Somut olayda davaya konu trafik kazası iki taraflı olup dava dilekçesinde desteğin zorunlu trafik sigortacısı olan davalıdan sürücü desteğin kusuru oranında tazminat talep edilmiştir. Mahkemece aldırılan bilirkişi raporunda destek sürücü %70 oranında, karşı araç sürücüsü %30 oranında kusurlu bulunmuştur. Davacı işbu davadan önce karşı aracın zorunlu trafik sigortacısı bulunmadığından Güvence Hesabı"ndan 11.451,00 TL destek zararı ödemesi almıştır. Mahkemece hükme esas alınan hesap bilirkişi raporunda davacının toplam zararı 22.266,38 TL olarak hesaplanmış olup desteğin %70 oranındaki kusuru düşülüp (22.266,38 TL-15.586,47 TL=6.679,91 TL) davadan önce yapılan ödeme güncellenip (13.892,93 TL) tenzil edildiğinde bakiye zarar kalmamış ve mahkemece bu gerekçeyle dava reddolmuştur. Oysa ki davalı şirket desteğin zorunlu trafik sigortacısı olup desteğin kusuru oranında tazminat talep edildiğinden davalının desteğin %70 oranındaki kusurundan sorumlu tutulması gerekmekte olup, bu durumda %70 kusur oranına göre tazminat hesaplaması yapıldıktan sonra (ki bu miktar 15.586,47 TL"ye denk gelmektedir.) bu miktardan davacının davadan önce aldığı ödeme güncellenip (13.892,93 TL) düşülerek sonucuna göre karar verilmesi gerekirken, hesaplamada hata yapan bilirkişi raporuna itibar edilerek davanın reddedilmesi doğru görülmemiştir.

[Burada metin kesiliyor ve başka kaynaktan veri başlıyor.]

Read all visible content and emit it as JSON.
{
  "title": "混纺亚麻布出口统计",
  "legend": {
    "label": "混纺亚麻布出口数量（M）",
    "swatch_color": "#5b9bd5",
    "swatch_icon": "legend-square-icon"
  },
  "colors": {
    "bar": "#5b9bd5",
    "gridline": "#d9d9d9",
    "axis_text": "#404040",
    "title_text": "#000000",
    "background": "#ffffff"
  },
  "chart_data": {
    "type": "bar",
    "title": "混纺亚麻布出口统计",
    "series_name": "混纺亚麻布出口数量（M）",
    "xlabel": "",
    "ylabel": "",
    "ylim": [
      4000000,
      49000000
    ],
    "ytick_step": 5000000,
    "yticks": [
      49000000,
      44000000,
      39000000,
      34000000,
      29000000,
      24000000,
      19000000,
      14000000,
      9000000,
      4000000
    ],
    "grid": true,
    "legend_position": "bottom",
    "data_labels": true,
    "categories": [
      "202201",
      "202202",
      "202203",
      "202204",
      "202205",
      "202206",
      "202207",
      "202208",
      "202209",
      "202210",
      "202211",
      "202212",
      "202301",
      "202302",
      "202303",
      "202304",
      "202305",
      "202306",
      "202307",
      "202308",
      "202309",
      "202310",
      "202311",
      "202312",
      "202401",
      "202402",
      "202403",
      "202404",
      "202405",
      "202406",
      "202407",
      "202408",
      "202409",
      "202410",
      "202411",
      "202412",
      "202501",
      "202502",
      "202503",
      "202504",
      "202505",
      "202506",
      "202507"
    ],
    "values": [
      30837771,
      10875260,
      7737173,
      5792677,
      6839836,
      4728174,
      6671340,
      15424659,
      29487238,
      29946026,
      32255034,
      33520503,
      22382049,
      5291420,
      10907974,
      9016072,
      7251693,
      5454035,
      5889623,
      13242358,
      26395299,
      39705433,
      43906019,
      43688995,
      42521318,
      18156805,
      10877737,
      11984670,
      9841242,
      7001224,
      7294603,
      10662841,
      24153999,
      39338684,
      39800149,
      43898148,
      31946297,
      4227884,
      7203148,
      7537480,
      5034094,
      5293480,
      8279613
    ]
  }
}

SONUÇ: Yukarıda (1) nolu bentte açıklanan nedenlerle davacı vekilinin sair temyiz itirazlarının reddine, (2) nolu bentte açıklanan nedenlerle davacı vekilinin temyiz itirazlarının kabulü ile hükmün BOZULMASINA, peşin alınan harcın istek halinde temyiz eden davacıya geri verilmesine 06/02/2019 gününde oybirliğiyle karar verildi.